Burial mounds in Kangnung.

South Korea is a small country with a large population. In a land mass about the size of Indiana, they accomodate 48 million people -- roughly the populations of New Hampshire, Massachusetts, Connecticut, New York, New Jersey, and Pennsylvania put together. With that many people living there, and a 5,000 year history, Koreans find themselves surrounded with no fewer than 20 million graves, most topped with mounds like the one shown above.

Every year, South Korea turns over 3.6 million square meters of land to the dead. Each burial mound takes up about 50 square meters -- 3.5 times as much space as the person required while alive.

Traditionally, where one's ancestors are buried has been important to Koreans, mainly because of Confucian teachings requiring reverence for the dead. During the Choson Dynasty, in fact, poor families would often scale back their dining on their children's birthdays in order to make better food offerings to their ancestors on other major holidays.

Everyone professes to want a good plot when the time comes to bury his or her loved ones. Some are able to, and choose to, build tombs on the family compound. But others bury them elsewhere, perhaps in the mountains, because they haven't the land -- or perhaps because they'd rather the dead were buried elsewhere. It may be the Confucian preoccupation with death and ancestors that has left many Koreans with a vague (and sometimes not so vague) fear of ghosts.

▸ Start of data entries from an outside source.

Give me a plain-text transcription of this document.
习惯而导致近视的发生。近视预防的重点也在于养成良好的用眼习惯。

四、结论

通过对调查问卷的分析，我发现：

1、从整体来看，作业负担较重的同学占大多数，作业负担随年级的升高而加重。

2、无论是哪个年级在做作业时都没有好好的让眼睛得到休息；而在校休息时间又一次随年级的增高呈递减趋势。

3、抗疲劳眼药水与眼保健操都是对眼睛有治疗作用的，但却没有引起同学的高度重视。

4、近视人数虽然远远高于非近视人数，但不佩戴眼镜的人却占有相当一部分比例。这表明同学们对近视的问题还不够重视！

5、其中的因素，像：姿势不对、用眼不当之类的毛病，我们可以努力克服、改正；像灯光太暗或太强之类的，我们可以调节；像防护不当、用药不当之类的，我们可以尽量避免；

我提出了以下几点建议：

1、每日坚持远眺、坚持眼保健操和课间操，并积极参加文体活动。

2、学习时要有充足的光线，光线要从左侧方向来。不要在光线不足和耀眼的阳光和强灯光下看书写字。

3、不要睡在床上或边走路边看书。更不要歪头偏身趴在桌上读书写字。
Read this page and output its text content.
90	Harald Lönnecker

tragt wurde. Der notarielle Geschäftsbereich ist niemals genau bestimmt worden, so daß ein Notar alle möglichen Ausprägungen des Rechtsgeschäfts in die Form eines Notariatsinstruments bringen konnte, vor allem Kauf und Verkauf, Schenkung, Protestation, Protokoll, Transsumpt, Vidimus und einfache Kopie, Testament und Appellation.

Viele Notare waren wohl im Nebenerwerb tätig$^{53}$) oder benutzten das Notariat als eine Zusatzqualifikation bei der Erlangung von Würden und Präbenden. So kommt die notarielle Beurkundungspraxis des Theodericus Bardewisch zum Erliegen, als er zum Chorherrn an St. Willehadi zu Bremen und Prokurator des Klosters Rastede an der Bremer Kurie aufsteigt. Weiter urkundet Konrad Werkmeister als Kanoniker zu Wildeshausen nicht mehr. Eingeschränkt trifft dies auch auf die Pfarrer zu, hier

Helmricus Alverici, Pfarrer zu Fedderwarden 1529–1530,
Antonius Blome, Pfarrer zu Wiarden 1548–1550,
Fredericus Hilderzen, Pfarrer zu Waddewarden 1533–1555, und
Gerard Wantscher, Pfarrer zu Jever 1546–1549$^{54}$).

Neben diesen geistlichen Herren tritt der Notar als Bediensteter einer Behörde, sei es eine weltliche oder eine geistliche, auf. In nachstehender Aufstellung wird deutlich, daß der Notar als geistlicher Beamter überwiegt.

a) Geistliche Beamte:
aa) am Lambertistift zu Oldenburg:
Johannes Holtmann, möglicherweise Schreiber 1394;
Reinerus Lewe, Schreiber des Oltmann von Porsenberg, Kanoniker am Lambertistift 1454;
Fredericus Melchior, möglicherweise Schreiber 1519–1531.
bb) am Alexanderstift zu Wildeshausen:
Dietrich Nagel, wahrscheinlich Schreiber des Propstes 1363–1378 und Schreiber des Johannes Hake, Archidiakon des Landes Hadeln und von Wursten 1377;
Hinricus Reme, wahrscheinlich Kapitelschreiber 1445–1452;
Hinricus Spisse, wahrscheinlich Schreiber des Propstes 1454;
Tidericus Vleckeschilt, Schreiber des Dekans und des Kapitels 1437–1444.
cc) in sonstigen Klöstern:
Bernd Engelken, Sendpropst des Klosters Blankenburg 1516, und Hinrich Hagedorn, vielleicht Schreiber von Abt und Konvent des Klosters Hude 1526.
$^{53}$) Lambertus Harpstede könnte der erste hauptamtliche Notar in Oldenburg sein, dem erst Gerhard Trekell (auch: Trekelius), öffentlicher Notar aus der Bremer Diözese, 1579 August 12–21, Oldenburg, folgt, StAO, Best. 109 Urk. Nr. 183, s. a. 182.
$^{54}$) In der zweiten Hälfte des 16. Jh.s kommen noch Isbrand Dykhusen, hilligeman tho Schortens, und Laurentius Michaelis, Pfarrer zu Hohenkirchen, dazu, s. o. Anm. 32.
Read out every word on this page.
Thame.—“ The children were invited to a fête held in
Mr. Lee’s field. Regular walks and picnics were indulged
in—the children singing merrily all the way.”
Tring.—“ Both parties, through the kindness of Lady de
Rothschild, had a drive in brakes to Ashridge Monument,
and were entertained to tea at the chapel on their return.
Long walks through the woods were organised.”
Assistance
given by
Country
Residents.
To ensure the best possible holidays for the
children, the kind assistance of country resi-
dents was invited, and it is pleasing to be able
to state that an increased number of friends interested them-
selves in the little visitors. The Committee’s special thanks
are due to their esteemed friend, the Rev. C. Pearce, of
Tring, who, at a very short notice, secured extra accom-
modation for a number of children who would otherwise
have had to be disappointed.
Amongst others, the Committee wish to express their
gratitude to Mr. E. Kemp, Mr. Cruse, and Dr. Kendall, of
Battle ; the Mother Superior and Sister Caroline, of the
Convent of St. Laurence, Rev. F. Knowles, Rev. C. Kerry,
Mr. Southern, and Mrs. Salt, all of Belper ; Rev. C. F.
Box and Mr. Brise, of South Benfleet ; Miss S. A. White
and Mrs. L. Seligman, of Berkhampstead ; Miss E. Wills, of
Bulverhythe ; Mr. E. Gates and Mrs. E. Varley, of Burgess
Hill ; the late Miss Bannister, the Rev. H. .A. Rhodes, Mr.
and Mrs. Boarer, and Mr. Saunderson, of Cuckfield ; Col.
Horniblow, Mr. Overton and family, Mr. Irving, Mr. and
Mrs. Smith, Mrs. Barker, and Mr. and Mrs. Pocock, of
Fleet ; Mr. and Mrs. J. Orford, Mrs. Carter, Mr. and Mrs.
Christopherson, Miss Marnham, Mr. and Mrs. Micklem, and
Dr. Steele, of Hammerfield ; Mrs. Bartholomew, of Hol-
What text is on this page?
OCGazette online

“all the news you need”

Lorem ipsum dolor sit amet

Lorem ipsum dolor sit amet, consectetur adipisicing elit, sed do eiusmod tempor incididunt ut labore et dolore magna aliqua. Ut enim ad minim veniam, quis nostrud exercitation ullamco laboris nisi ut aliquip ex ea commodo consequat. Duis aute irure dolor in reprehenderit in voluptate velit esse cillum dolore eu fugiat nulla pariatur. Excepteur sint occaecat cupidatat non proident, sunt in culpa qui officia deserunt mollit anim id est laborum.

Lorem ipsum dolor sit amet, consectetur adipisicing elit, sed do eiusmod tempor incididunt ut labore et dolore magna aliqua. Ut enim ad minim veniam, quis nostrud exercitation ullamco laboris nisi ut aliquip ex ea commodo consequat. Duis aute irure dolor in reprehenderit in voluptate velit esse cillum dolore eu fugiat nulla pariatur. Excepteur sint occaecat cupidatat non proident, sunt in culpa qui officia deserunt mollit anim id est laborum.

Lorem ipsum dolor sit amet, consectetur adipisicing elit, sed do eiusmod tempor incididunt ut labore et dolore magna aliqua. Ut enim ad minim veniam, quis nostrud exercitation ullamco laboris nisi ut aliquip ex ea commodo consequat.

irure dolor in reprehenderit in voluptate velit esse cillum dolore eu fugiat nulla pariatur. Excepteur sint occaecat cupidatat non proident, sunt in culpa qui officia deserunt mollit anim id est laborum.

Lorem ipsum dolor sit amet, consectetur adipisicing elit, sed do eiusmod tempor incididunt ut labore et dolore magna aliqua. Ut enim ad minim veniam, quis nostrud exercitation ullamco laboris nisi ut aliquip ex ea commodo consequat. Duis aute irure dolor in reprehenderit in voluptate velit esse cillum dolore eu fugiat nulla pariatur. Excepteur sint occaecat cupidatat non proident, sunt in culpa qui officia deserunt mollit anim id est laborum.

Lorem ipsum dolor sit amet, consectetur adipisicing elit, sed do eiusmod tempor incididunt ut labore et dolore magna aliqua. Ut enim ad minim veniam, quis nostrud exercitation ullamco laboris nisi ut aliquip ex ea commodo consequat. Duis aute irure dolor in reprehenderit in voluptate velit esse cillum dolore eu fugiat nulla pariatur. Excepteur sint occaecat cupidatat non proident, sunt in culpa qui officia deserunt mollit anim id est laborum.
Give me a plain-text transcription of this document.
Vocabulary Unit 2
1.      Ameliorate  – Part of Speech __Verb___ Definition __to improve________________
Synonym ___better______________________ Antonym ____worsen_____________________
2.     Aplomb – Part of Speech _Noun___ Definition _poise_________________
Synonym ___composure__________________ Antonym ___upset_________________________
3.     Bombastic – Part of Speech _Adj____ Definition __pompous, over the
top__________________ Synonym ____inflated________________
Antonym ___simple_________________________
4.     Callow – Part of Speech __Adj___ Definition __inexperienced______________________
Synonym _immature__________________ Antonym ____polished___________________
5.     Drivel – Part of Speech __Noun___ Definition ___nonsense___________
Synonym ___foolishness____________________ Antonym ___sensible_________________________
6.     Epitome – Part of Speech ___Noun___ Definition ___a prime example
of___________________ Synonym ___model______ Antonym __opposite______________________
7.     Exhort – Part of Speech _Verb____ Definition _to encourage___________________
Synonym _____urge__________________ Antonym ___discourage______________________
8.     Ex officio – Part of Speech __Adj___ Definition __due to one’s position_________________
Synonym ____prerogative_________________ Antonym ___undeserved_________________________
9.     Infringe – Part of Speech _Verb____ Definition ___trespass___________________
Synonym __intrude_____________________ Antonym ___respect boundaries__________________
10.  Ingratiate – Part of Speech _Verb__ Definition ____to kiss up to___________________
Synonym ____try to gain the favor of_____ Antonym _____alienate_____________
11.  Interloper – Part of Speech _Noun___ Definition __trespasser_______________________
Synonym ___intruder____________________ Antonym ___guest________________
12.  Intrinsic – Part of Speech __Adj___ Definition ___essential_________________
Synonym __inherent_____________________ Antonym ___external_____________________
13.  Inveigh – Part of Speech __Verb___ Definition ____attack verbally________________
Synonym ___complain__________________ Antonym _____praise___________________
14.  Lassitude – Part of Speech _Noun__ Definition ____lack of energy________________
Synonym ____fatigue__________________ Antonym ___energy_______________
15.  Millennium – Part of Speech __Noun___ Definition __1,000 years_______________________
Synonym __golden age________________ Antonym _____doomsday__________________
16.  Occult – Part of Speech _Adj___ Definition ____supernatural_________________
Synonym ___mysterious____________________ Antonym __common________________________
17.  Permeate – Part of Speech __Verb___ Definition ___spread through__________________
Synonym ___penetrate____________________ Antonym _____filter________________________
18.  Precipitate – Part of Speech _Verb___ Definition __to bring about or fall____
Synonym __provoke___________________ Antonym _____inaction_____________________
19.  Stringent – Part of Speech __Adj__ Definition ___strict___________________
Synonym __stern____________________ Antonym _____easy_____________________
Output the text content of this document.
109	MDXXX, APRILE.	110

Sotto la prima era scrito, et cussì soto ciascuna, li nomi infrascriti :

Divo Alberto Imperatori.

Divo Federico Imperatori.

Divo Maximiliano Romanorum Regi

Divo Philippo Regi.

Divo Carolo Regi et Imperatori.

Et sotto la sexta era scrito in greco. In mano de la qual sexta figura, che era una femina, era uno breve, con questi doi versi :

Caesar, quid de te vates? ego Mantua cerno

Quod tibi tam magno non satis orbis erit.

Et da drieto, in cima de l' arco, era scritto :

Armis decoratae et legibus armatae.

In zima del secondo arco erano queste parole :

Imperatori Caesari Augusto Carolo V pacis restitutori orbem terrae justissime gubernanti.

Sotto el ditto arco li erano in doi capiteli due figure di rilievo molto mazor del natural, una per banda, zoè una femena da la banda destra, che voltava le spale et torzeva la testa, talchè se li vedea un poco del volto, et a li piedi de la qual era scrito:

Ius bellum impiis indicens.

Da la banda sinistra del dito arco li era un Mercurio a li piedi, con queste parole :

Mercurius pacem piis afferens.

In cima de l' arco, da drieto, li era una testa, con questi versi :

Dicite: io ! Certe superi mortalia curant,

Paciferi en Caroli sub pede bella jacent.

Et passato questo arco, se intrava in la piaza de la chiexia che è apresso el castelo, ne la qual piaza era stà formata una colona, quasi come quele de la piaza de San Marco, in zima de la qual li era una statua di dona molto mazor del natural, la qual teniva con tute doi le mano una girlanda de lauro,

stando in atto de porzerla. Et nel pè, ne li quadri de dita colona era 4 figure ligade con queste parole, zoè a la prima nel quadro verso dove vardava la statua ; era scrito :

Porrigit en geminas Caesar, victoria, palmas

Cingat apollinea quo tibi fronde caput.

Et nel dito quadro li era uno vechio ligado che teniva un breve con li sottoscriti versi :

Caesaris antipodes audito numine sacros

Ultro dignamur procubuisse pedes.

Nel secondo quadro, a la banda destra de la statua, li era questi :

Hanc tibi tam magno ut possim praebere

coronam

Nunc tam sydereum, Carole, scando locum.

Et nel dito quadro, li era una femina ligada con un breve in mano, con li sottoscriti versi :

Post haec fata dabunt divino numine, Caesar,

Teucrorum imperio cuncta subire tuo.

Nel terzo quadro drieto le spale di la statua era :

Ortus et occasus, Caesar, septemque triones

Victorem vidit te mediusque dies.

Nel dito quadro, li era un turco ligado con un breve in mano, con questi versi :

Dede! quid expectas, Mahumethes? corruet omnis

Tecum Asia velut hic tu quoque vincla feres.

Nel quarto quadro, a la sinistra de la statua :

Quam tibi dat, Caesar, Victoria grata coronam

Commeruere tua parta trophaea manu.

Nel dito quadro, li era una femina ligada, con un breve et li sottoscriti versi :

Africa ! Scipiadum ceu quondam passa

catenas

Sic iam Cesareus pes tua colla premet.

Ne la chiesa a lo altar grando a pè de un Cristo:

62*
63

What's more, as land grows scarcer and more dear, and as Koreans grow busier and more apt to live long distances from their ancestral homes, attitudes are changing. More Koreans are choosing cremation -- in Seoul, in the year 2000, almost half the dead were so consigned, rather than being encased in burial mounds. This compares with 30 percent just 4 years earlier. Predictions are that two-thirds of Seoul residents who die in 2006 will be cremated.

But in many of the more rural areas, burial remains the most desired end, and families build their mounds wherever they can. This mound is located behind the Green soju distillery in Kangnung. Perhaps it holds the remains of one of the distillery's founders.